Quando arrivai mi trovai di
fronte qualcosa che non
avrei mai immaginato di vedere.
Due macchine della polizia
erano parcheggiate
proprio di fronte al localee
c’era un
via e vai di poliziotti.
Scesi dalla macchina e mi
diressi verso l’entrata.
“Mi scusi signorina, lei dove pensa di andare?” Mi
disse uno degli uomini in
divisa appena fuori dalla tavola calda.
“Lavoro qui e vorrei
entrare per parlare col mio
capo e capire cosa è successo.” Guardai quel
poliziotto in malo modo, odiavo
quel comportamento che assumevano sempre in questi casi, come se
chiunque fosse
un possibile assassino o ladro.
Dall’interno si
sentì la voce di Sean che
assicurava quel poliziotto. “La faccia passare, è
una mia dipendente.” Disse
osservandomi come se realmente fossi io la causa di tutto quel
trambusto, ma se
i suoi occhi facevano intendere questo, il suo sorrisino mi faceva
dubitare.
“Sean, si
può sapere cosa è successo qui?” Dissi
guardandomi attorno.
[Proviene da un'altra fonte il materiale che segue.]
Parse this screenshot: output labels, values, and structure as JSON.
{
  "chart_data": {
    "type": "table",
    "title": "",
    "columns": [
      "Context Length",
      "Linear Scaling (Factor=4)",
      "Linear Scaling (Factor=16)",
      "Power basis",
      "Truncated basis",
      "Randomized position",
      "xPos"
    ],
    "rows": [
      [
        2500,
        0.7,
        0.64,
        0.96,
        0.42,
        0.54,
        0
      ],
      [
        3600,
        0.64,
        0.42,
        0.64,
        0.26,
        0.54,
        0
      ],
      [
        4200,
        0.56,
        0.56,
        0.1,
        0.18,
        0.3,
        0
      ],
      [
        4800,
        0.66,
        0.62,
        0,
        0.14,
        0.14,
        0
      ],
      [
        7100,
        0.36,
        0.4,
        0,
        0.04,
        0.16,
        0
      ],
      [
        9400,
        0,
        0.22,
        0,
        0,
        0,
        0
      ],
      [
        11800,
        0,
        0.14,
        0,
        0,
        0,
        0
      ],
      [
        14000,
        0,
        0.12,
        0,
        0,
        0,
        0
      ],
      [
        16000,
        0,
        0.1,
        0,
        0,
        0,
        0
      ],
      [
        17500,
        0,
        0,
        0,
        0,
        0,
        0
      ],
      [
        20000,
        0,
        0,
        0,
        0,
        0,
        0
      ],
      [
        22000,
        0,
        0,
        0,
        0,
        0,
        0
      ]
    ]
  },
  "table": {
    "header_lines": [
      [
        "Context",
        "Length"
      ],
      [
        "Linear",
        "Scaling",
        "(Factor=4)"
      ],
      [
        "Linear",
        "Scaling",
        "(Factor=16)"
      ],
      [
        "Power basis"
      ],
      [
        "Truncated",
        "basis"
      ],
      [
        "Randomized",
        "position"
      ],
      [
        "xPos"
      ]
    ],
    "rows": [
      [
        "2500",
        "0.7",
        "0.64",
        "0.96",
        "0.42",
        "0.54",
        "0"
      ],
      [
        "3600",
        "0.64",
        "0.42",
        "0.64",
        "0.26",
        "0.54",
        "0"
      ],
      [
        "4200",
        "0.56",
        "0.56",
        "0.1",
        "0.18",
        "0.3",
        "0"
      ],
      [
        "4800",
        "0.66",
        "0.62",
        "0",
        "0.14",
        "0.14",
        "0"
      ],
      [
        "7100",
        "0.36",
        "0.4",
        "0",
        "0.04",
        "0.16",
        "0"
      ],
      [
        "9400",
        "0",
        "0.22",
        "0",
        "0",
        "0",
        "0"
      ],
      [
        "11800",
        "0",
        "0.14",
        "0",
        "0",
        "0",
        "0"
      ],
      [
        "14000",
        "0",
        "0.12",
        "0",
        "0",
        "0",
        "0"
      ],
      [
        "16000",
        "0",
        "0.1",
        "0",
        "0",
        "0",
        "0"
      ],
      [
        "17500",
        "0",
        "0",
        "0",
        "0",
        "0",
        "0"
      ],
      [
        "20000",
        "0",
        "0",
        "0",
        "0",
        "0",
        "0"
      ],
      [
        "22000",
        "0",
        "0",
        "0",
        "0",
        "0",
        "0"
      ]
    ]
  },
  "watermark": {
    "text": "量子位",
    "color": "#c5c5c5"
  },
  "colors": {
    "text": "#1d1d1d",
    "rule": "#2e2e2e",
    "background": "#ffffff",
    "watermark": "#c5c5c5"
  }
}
Il locale era sottosopra, un paio di poliziotti
erano
dietro al bancone vicino alla cassa e un altro paio li intravedevo
nell’ufficio.
“Forse potresti dirmi
tu cosa è successo. Questa
notte sono entrati nel locale e hanno portato via tutti i soldi, anche
quelli
della cassaforte.” Il suo sguardo era duro e accusatorio.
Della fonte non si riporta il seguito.